Aku mengangguk-angguk. Memang Abah ini orangnya mudah akrab. Tidak heran kalau Abah punya banyak kenalan yang suka membantu. Memikirkan itu, aku jadi sedikit lega. Walaupun keinginanku untuk membeli sepatu baru belum tentu terlaksana, setidaknya ada kemungkinan kami bisa makan nasi dengan lauk yang lebih layak besok. Semoga saja, singkong Abah banyak yang membeli.

 

Aku melangkah keluar dari rumah. Sepatu butut yang saat ini kukenakan sangatlah tidak nyaman. Sudah bolong-bolong bagian bawahnya. Kalau misal kena genangan air, otomatis kena kaus kakinya juga. Lalu setelah itu, bau busuk yang tercium dari kaus kakiku itu sudah tentu tidak dapat lagi dihindari. Baunya menyengat dan mungkin bisa membuat orang pingsan. Aku saja tidak sanggup kalau lama-lama mencium baunya.

 

Di tengah perjalanan menuju ke sekolah, tidak disangka aku malah ditahan di warung Mang Kumara.

 

"Agus, ke sini dulu sebentar!" teriak Mang Kumara.

 

Aku menurut saja. Sepertinya ini masih terlalu pagi untuk sampai ke sekolah, jadi aku merasa masih punya waktu.

 

"Duduk dulu. Ada yang mau kuberikan," katanya lagi.

 

"Baik, Mang," jawabku seraya duduk di kursi panjang warungnya Mang Kumara.
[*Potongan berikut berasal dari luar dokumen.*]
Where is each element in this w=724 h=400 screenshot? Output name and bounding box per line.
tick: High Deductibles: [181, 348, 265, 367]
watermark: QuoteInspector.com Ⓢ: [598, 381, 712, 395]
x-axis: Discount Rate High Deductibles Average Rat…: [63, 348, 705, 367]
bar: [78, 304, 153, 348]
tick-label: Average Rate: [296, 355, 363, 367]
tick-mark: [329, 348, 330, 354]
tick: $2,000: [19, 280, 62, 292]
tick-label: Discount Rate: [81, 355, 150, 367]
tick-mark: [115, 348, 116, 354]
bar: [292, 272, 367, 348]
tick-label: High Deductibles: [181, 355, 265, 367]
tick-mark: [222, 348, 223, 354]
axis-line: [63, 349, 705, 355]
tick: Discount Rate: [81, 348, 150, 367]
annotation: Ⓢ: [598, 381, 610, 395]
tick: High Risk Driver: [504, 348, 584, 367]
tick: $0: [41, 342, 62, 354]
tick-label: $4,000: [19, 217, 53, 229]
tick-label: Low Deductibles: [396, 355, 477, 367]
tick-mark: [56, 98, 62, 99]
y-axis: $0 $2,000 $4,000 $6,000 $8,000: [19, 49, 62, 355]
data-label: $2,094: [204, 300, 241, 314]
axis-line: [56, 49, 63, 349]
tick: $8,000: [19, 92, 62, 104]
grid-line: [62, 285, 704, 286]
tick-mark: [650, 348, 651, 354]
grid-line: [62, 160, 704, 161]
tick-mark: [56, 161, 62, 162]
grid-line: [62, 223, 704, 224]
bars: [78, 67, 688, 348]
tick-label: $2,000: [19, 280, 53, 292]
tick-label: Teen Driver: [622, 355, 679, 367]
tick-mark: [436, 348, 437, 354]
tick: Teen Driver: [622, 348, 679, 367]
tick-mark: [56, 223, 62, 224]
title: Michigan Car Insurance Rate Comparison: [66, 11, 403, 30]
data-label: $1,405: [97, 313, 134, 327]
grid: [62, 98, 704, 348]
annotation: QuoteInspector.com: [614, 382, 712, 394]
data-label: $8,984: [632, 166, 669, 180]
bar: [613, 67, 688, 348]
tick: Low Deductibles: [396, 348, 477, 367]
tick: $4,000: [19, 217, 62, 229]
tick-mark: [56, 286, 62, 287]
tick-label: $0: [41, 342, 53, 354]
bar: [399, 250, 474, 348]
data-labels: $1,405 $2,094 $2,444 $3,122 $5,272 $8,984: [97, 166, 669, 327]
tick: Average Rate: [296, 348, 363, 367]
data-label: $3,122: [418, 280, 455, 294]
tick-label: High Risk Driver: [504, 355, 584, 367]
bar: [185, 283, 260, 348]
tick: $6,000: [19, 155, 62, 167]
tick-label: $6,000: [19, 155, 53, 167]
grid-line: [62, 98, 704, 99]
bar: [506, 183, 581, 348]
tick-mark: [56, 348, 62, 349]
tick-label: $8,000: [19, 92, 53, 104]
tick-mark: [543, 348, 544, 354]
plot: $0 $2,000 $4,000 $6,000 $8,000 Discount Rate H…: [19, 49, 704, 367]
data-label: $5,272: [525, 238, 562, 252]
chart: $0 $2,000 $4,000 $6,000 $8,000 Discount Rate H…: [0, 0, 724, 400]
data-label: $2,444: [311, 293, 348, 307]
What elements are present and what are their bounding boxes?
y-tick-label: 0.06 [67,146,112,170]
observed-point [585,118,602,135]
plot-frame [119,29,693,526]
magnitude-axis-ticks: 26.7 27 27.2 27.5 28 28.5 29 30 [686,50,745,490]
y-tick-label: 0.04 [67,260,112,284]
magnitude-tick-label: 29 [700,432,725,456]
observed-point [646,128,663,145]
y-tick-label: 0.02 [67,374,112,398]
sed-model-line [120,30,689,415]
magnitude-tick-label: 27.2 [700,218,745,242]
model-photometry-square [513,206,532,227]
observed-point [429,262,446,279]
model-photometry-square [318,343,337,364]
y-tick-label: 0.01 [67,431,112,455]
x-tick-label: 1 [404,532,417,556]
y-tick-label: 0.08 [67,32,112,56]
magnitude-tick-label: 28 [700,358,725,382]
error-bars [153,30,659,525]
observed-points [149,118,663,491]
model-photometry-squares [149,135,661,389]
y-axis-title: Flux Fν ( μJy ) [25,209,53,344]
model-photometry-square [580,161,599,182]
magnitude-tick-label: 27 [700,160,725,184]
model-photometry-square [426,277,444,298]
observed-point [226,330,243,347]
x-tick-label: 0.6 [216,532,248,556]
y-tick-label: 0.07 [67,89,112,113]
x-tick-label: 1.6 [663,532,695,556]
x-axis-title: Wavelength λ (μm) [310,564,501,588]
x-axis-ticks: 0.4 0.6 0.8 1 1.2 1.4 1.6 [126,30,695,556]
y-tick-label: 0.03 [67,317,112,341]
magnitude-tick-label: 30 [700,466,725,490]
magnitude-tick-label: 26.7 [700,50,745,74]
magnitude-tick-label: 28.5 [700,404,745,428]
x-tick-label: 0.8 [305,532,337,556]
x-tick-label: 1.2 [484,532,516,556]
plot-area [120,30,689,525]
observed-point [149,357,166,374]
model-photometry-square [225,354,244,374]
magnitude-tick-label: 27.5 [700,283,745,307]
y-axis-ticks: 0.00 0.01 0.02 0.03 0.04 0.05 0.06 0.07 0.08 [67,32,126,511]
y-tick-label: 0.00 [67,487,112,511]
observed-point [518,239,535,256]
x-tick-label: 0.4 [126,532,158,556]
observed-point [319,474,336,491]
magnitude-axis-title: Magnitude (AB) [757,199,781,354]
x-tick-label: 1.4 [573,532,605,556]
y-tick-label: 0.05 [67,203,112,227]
Tidak lama kemudian, saat Mang Kumara kembali ke dalam rumahnya entah untuk mengambil apa, datanglah beberapa pelanggan yang sepertinya sudah biasa ada di warung Mang Kumara.

 

"Sebentar lagi, tujuh belasan. Hari kemerdekaan. Halah, hukum di negeri kita aja masih ruwet begini. Bisa dibeli dengan uang, masyarakat masih banyak yang sengsara, makan pun masih ada yang cuma sekali sehari. Merdeka dari mananya negeri kita ini?"

 

Salah satu pelanggan itu bicara dengan nada berapi-api. Aku pun mau tidak mau ikut menyimaknya.

 

"Betul, sih. Hukum dibeli, rakyat banyak yang sengsara, memang sebenarnya kemerdekaan kita ini palsu. Capek hidup di negeri ini."

 

Pelanggan yang lainnya menimpali dengan pendapat serupa. Pembicaraan mengenai pemerintah dan kondisi rakyat yang menyedihkan terus berlangsung. Aku terus mendengarkan pembicaraan tentang kemerdekaan yang bagi mereka palsu itu, sebelum akhirnya Mang Kumara menepuk pundakku. "Maaf lama, Gus. Ini, ada sedikit makanan untuk kamu makan di sekolah. Kemarin abahmu bantu Amang di ladang, bantu mengusir ular. Kalau tidak ada abahmu, bisa saja Amang sudah mati."

 

Aku mengangguk, menyambut riang bungkusan beraroma harum itu. Aku yakin isinya nasi goreng dengan suwiran daging ayam. Aroma daging yang menyatu dengan kecap, bawang goreng, dan bumbu lainnya begitu jelas. Sungguh pastilah ini akan jadi nasi goreng paling nikmat di dunia.

 

"Terima kasih, Mang."

 

"Iya, sudah sana. Nanti kamu kesiangan."

 

Aku kembali berjalan menuju ke sekolah. Padahal tadi sudah makan singkong rebus untuk sarapan, sekarang aku sudah lapar lagi. Ya, karena aroma nasi goreng ini yang amat menggoda, tapi aku akan menahan keinginanku untuk memakannya. Aku akan makan ketika waktu istirahat nanti.

 

Sesampainya di sekolah, aku segera masuk ke kelas. Pelajaran pertama dimulai setelah beberapa menit kemudian. Sebelum memulai pelajaran, Pak Candra membagikan buku sejarah yang sudah lusuh kepada murid-murid.

 

"Dalam rangka menyambut hari kemerdekaan, sebelum memulai pelajaran pertama hari ini, seperti yang sering kita lakukan setiap tahun, hari ini pun Bapak akan kembali menceritakan sejarah Indonesia saat berjuang meraih kemerdekaan. Pasti sebenarnya kalian sudah tahu dan sudah sering mendengar, tapi Bapak tetap akan menceritakannya."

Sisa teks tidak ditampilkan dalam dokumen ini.